BzTree: A High-Performance Latch-Free Range Index for Non-Volatile Memory
- Hide Paper Summary
Link: https://dl.acm.org/citation.cfm?id=3164147
Year: VLDB 2018
Keyword: MWCAS; NVM; BzTree
This paper presents BzTree, a lock-free and persistent B+Tree data structure designed for hybrid DRAM and NVM systems. This paper identifies two atomicity requirements for in-memory B+Tree typically used as database indices. First, multi-step updates should be atomic with regard to other threads. This avoids exposing some inconsistent intermedaite states to other threads which may lead to data corruption or program failure. Second, multi-step updates should be atomic with regard to the NVM. Either none of the operations or all of them should be reflected on the NVM image at any point during execution. The problem, however, is that current hardware primitives are insufficient to guarantee any of these two, with reliable progress guarantee (HTM can satisfy the first requirement, but there is no progress guarantee unless a software fall back path is provided).

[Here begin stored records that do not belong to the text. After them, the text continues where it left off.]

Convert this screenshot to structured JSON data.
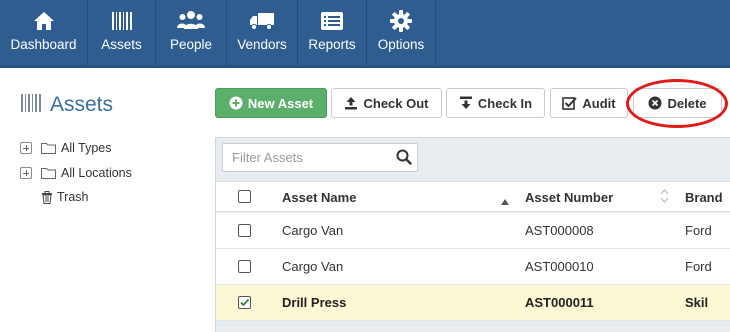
{
  "nav": {
    "items": [
      {
        "label": "Dashboard",
        "icon": "home-icon"
      },
      {
        "label": "Assets",
        "icon": "barcode-icon"
      },
      {
        "label": "People",
        "icon": "people-icon"
      },
      {
        "label": "Vendors",
        "icon": "truck-icon"
      },
      {
        "label": "Reports",
        "icon": "list-icon"
      },
      {
        "label": "Options",
        "icon": "gear-icon"
      }
    ]
  },
  "sidebar": {
    "title": "Assets",
    "tree": [
      {
        "label": "All Types"
      },
      {
        "label": "All Locations"
      },
      {
        "label": "Trash"
      }
    ]
  },
  "toolbar": {
    "new_asset": "New Asset",
    "check_out": "Check Out",
    "check_in": "Check In",
    "audit": "Audit",
    "delete": "Delete"
  },
  "filter": {
    "placeholder": "Filter Assets"
  },
  "table": {
    "columns": [
      "Asset Name",
      "Asset Number",
      "Brand"
    ],
    "rows": [
      {
        "name": "Cargo Van",
        "number": "AST000008",
        "brand": "Ford",
        "checked": false
      },
      {
        "name": "Cargo Van",
        "number": "AST000010",
        "brand": "Ford",
        "checked": false
      },
      {
        "name": "Drill Press",
        "number": "AST000011",
        "brand": "Skil",
        "checked": true
      }
    ]
  },
  "colors": {
    "nav_bg": "#2f5d8f",
    "accent_blue": "#3a6fa3",
    "new_asset_green": "#5cae6b",
    "selected_row": "#fcf8d4",
    "annotation_red": "#e01919"
  }
}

This paper presents the implementation of BzTree, which achieves atomic tree update with regard to both other threads and the NVM. The atomicity guarantees of BzTree are delivered under a unified Multi-Word Compare-and-Swap (MWCAS) framework, in which multiple aligned machine words can be tested for expected values and then updated to new values if all tests are successful. In addition, the MWCAS primitive is extended with logging support which allows fast recovery upon a failure to reapply committed updates, while rolling back partial changes to recovery the data structure to a consistent state. These two combined together ensures that the structure of the tree is always consistent both in the DRAM and in the NVM at any moment during execution.

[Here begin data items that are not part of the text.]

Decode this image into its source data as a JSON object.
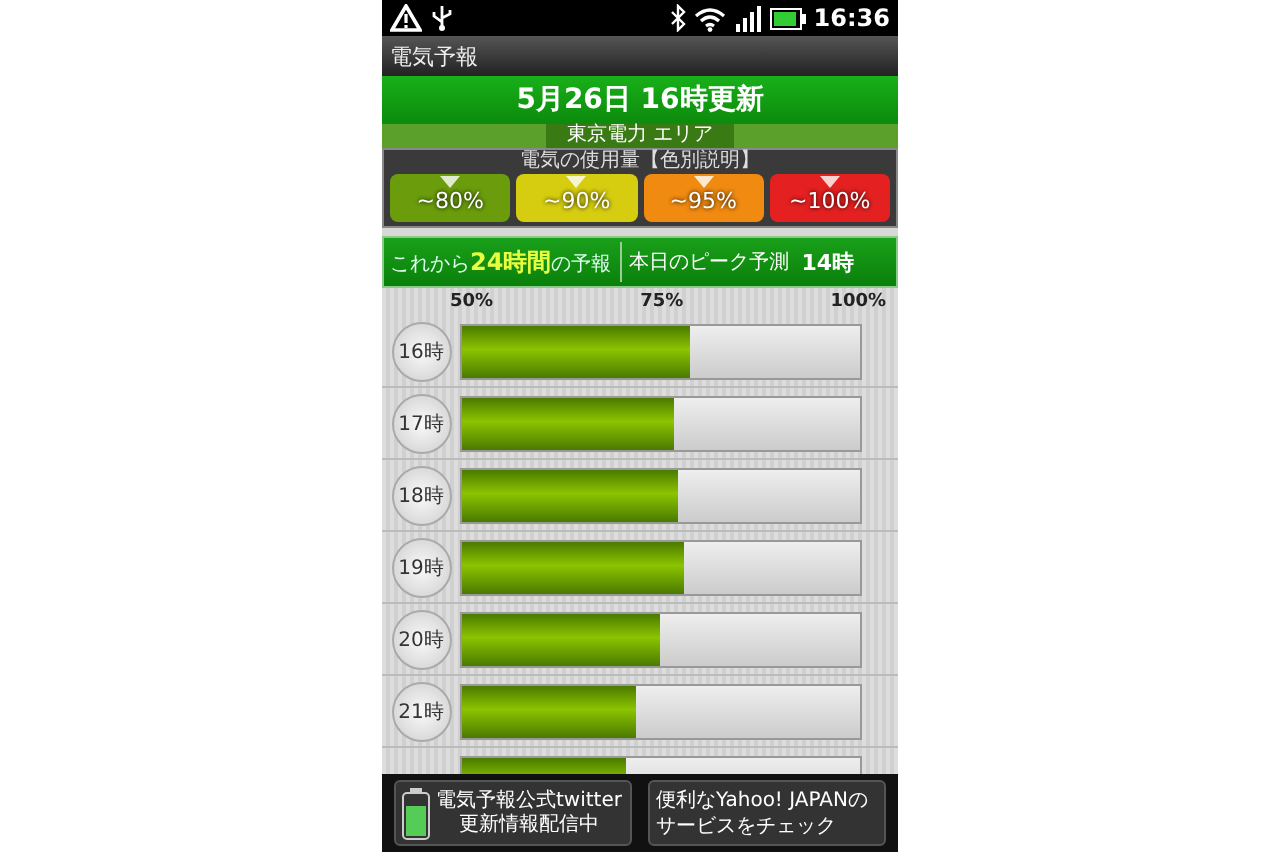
{
  "status_bar": {
    "time": "16:36"
  },
  "app_title": "電気予報",
  "header": {
    "updated": "5月26日 16時更新",
    "area": "東京電力 エリア"
  },
  "legend": {
    "title": "電気の使用量【色別説明】",
    "items": [
      {
        "label": "~80%",
        "color": "#6a9c0c"
      },
      {
        "label": "~90%",
        "color": "#d6cc10"
      },
      {
        "label": "~95%",
        "color": "#f08a10"
      },
      {
        "label": "~100%",
        "color": "#e42020"
      }
    ]
  },
  "forecast": {
    "title": "これから**24時間**の予報",
    "peak_label": "本日のピーク予測",
    "peak_value": "14時"
  },
  "scale": [
    "50%",
    "75%",
    "100%"
  ],
  "rows": [
    {
      "hour": "16時",
      "level": 0.575
    },
    {
      "hour": "17時",
      "level": 0.535
    },
    {
      "hour": "18時",
      "level": 0.545
    },
    {
      "hour": "19時",
      "level": 0.56
    },
    {
      "hour": "20時",
      "level": 0.495
    },
    {
      "hour": "21時",
      "level": 0.435
    },
    {
      "level": 0.41
    }
  ],
  "ads": [
    {
      "kind": "twitter",
      "title": "電気予報公式twitter",
      "subtitle": "更新情報配信中"
    },
    {
      "kind": "yahoo",
      "lines": [
        "便利なYahoo! JAPANの",
        "サービスをチェック"
      ]
    }
  ]
}
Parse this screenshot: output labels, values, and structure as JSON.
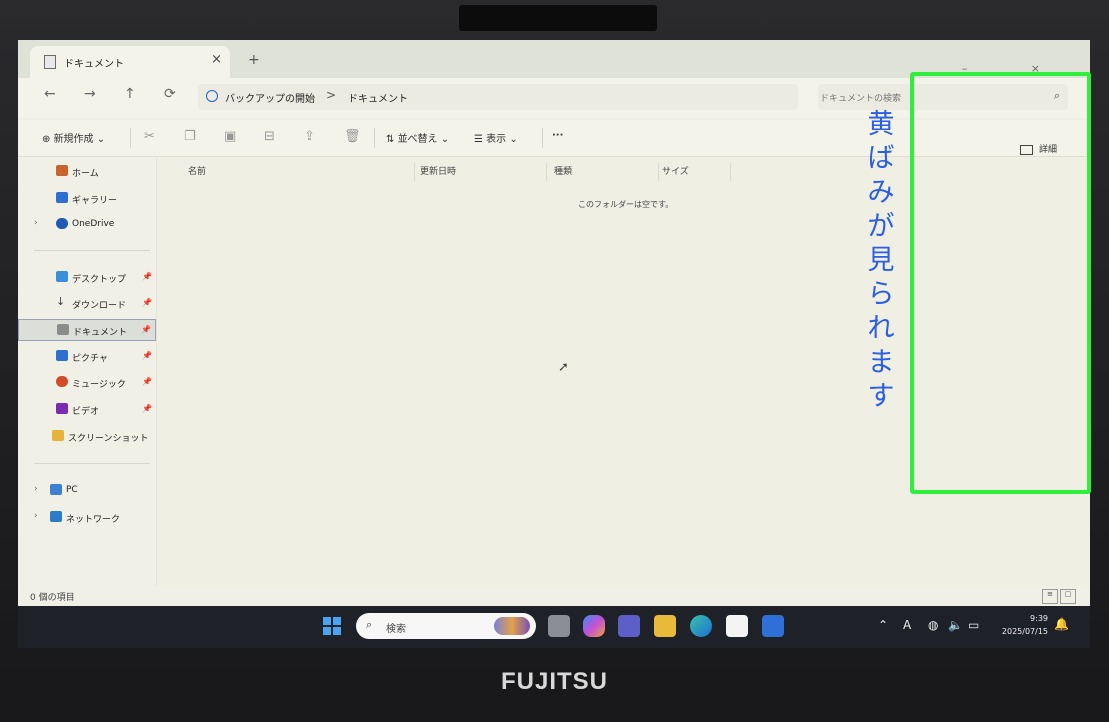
{
  "tab": {
    "title": "ドキュメント",
    "close": "×",
    "new": "+"
  },
  "window": {
    "controls": "– ×"
  },
  "nav": {
    "back": "←",
    "forward": "→",
    "up": "↑",
    "refresh": "⟳"
  },
  "address": {
    "segment1": "バックアップの開始",
    "separator": ">",
    "segment2": "ドキュメント"
  },
  "search": {
    "placeholder": "ドキュメントの検索",
    "icon": "⌕"
  },
  "toolbar": {
    "new_label": "新規作成",
    "sort_label": "並べ替え",
    "view_label": "表示",
    "more": "···",
    "details_label": "詳細"
  },
  "sidebar": {
    "items": [
      {
        "label": "ホーム",
        "icon": "home-icon"
      },
      {
        "label": "ギャラリー",
        "icon": "gallery-icon"
      },
      {
        "label": "OneDrive",
        "icon": "cloud-icon"
      },
      {
        "label": "デスクトップ",
        "icon": "desktop-icon"
      },
      {
        "label": "ダウンロード",
        "icon": "download-icon"
      },
      {
        "label": "ドキュメント",
        "icon": "document-icon",
        "selected": true
      },
      {
        "label": "ピクチャ",
        "icon": "picture-icon"
      },
      {
        "label": "ミュージック",
        "icon": "music-icon"
      },
      {
        "label": "ビデオ",
        "icon": "video-icon"
      },
      {
        "label": "スクリーンショット",
        "icon": "folder-icon"
      },
      {
        "label": "PC",
        "icon": "pc-icon"
      },
      {
        "label": "ネットワーク",
        "icon": "network-icon"
      }
    ]
  },
  "columns": {
    "name": "名前",
    "modified": "更新日時",
    "type": "種類",
    "size": "サイズ"
  },
  "content": {
    "empty_message": "このフォルダーは空です。"
  },
  "status": {
    "count": "0 個の項目"
  },
  "taskbar": {
    "search_label": "検索",
    "tray_ime": "A",
    "time": "9:39",
    "date": "2025/07/15"
  },
  "annotation": {
    "text": [
      "黄",
      "ば",
      "み",
      "が",
      "見",
      "ら",
      "れ",
      "ま",
      "す"
    ],
    "color": "#2b5ee8",
    "box_color": "#2ef03a"
  },
  "brand": "FUJITSU"
}
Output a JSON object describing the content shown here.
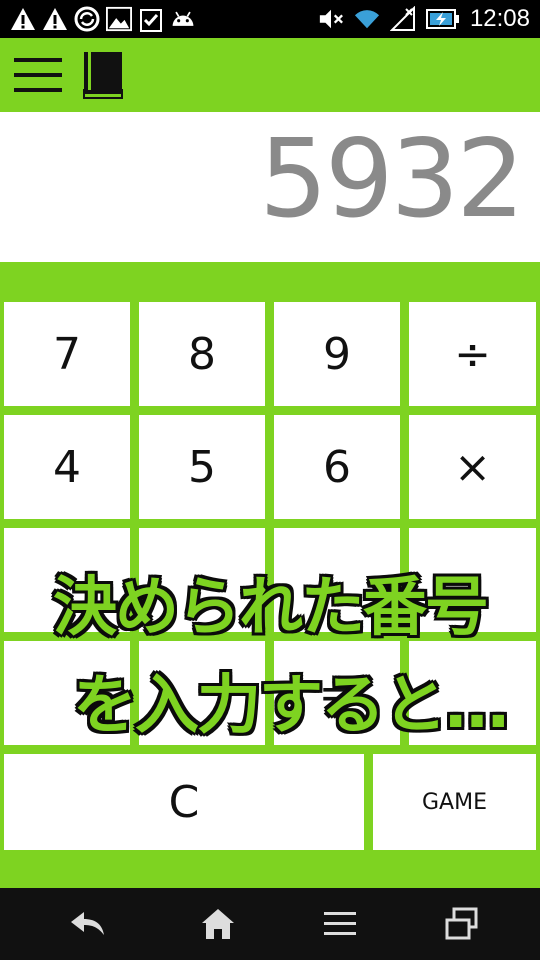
{
  "status_bar": {
    "time": "12:08",
    "icons_left": [
      "warning-icon",
      "warning-icon",
      "sync-icon",
      "image-icon",
      "clipboard-check-icon",
      "android-icon"
    ],
    "icons_right": [
      "mute-icon",
      "wifi-icon",
      "no-signal-icon",
      "battery-charging-icon"
    ]
  },
  "app_bar": {
    "icons": [
      "menu-icon",
      "book-icon"
    ],
    "background": "#7ed321"
  },
  "display": {
    "value": "5932"
  },
  "keypad": {
    "rows": [
      [
        "7",
        "8",
        "9",
        "÷"
      ],
      [
        "4",
        "5",
        "6",
        "×"
      ],
      [
        "",
        "",
        "",
        ""
      ],
      [
        "",
        "",
        "=",
        ""
      ]
    ],
    "clear_label": "C",
    "game_label": "GAME"
  },
  "caption": {
    "line1": "決められた番号",
    "line2": "を入力すると…"
  },
  "nav_bar": {
    "icons": [
      "back-icon",
      "home-icon",
      "menu-icon",
      "recent-apps-icon"
    ]
  },
  "colors": {
    "accent": "#7ed321",
    "display_text": "#8a8a8a"
  }
}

The MWCAS operation proceeds in two stages. The MWCAS implementation used by BzTree assumes that the target words are either virtual address pointers, or small integers (much smaller than 2^64), or bit fields. In all three cases, we can dedicate three control bits from the target word for defining the type of the word, which we discuss as follows. The first bit is a “dirty” bit, which indicates that the current DRAM image may differ from the NVM image, and the value may not be persisted when a crash happens. The MWCAS protocol dictates that a dirty value must be persised to the NVM before they can be used. This is to prevent a thread accessing dirty data from making its own updates, which must be rolled back if later on crash happens and the dirty data is lost and cannot be recovered. (NOTE: I personally do not think this will happen). After persisting the word, the dirty flag can be cleared in the DRAM using a single word CAS. Note that CAS is necessary in this case, since there can be concurrent modifications on the same word by other threads.
The remaining two bits are used to indicate whether the value stored in the target word is a regular value, a descriptor of MWCAS, or a descriptor of RDCSS. RDCSS descriptors are used to implement Restricted Double Compare and Single Swap. We use RDCSS in the first stage of MWCAS to avoid certain subtle race conditions that may break the atomicity of MWCAS. After reading a value, threads should always check these two bits to see whether the value is temporarily locked by another thread by replacing the regular value with a descriptor. If it is the case, the thread should “help-along” and finish the incomplete RDCSS or MWCAS using information recorded in the descriptor. This “help-along” protocol makes BzTree unblocking, since threads can always make progress by helping other threads finish their operations, even if when the initiating thread of the operation is switched out by the OS.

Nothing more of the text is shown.